A. Green, ‘The Landscape of Municipal Crime Data’, The Sunlight Foundation blog, 9/10/13. [link]; A. Green, ‘The Impact of Opening Up Crime Data’, The Sunlight Foundation blog, 9/12/13. [link]

In the first article, the author summarizes the broad range of levels of effort and quality of open data practices in U.S. cities, while the second highlights some of the notable success stories of citizens putting available data to good use. Even more valuable is the raw set of research notes the author has made available via Google docs, which includes additional links to data sources.

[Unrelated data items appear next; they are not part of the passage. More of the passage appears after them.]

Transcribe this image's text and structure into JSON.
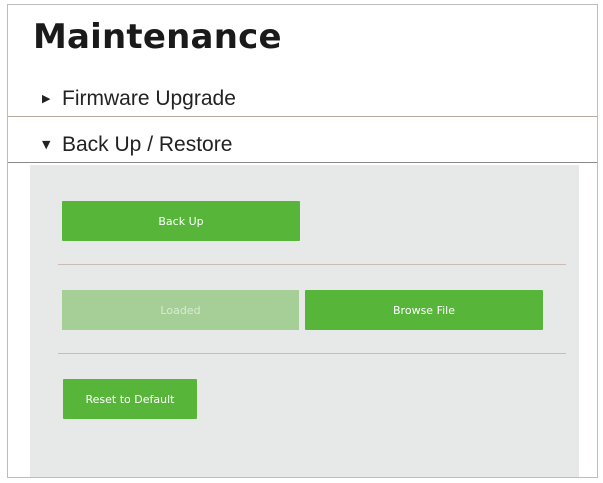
{
  "page": {
    "title": "Maintenance"
  },
  "sections": [
    {
      "label": "Firmware Upgrade",
      "expanded": false,
      "arrow": "▶"
    },
    {
      "label": "Back Up / Restore",
      "expanded": true,
      "arrow": "▼"
    }
  ],
  "backup_restore": {
    "backup_label": "Back Up",
    "file_placeholder": "Loaded",
    "browse_label": "Browse File",
    "reset_label": "Reset to Default"
  },
  "colors": {
    "accent_green": "#57b53a",
    "disabled_green": "#a5cf97",
    "panel_bg": "#e7e8e8"
  }
}
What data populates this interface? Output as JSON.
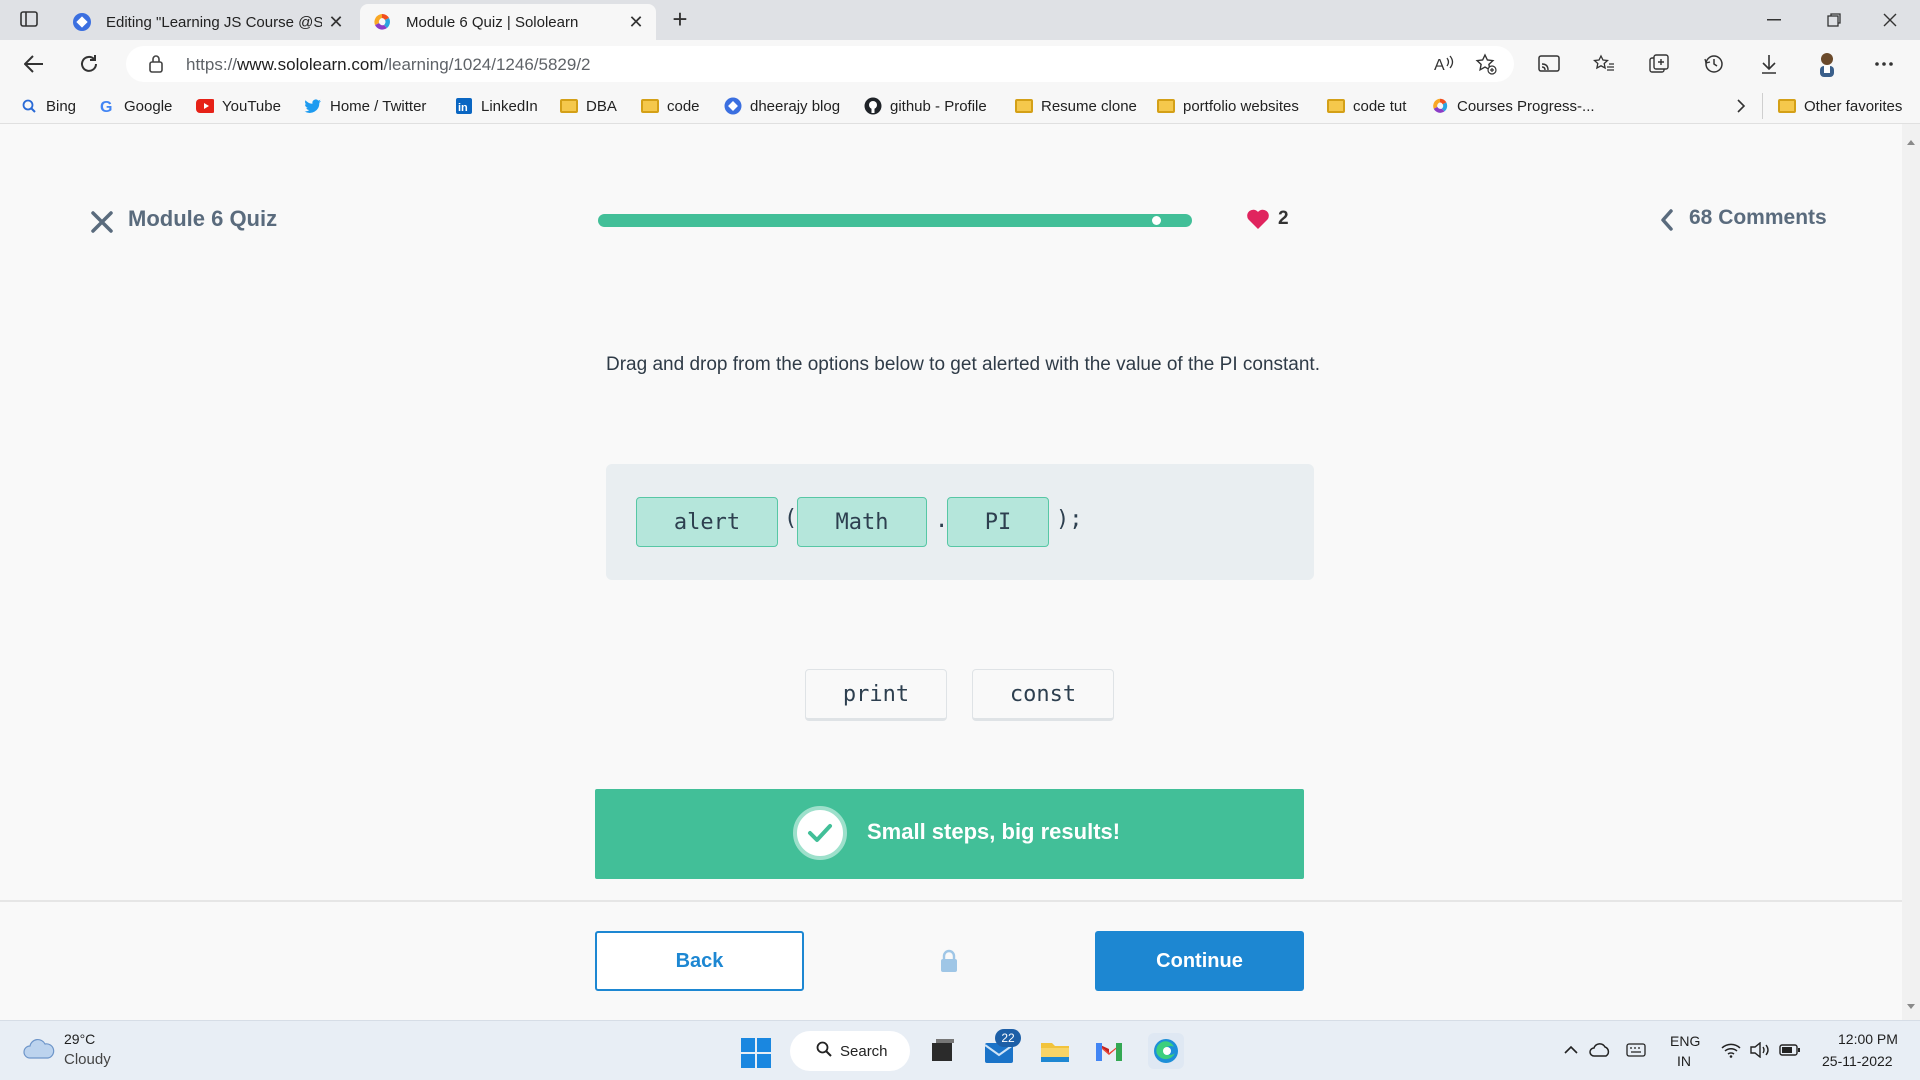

An important issue to be aware of when looking for crime data is the question of data ownership and the potential legal pitfalls stemming from this. A few years ago there was a federal court case that eventually reached a settlement, where the company Public Engines (who operate CrimeReports) sued ReportSee (who operate SpotCrime) for programmatically scraping their website. The details of the lawsuit can be found in this article:

M. Masnick, ‘Who Owns Public Crime Data?’, TechDirt blog, 6/14/10. [link]

and a summary of the settlement and its ramifications are given in these two articles:

J. Ellis, ‘How public is public data? With Public Engines v. ReportSee, new access standards could emerge’, Nieman Lab, 2/17/11. [link]

A. Hochberg, ‘Disputes over crime maps highlight challenge of outsourcing public data’, Poynter news, 5/11/13. [link]

To briefly summarize: Public Engines had entered into agreements with certain city police departments, acting as a third party taking in data from the agencies and providing a public interface to the data. ReportSee had scraped data from the CrimeReports web site operated by Public Engines.

In the settlement, ReportSee is barred from using data from CrimeReports and also can not ask for data from agencies that are contracted with Public Engines. That second restriction does not apply to everyone, however, since apparently the contracts do not forbid the participating police departments from making their data available to others. But in practice many departments are treating their contracts with third party data providers as exclusive, which likely violates open data laws that many states have legislated. At first glance, the settlement also seems to be in contradiction with the landmark Feist v. Rural ruling that established that raw facts can not be copyrighted. However, according to the Hochberg article, nowhere in their site licensing or in the lawsuit does Public Engines make any copyright claims on the data.

Administrative divisions

There are two main types of administrative division needed for this project: city neighborhoods and census blocks. In the table below I provide links to neighborhood boundaries for several cities:

City Neighborhood boundaries link
Chicago https://data.cityofchicago.org/Facilities-Geographic-Boundaries/Boundaries-Neighborhoods/9wp7-iasj
St. Louis XXX
San Francisco https://data.sfgov.org/Service-Requests-311-/Neighborhoods/ejmn-jyk6
Seattle https://data.seattle.gov/dataset/Neighborhoods/2mbt-aqqx


The United States Census Bureau provides socioeconomic statistics for regions at varying levels of granularity: nation, state, county, etc. The smallest level of granularity is at the so-called census block level. These are of interest for this project because the Census Bureau produces demographic data assigned to these blocks, such as population, which will allow me to calculate a ‘per capita’ crime rate. Census block boundary files and demographic data can be downloaded directly from the Census Bureau site. The links are provided below. Note: obtaining demographic data such as population is a multistep process outlined in this pdf.

Resource link
TIGER/Line® shapefiles http://www.census.gov/cgi-bin/geo/shapefiles2013/main
Demographic data http://factfinder2.census.gov/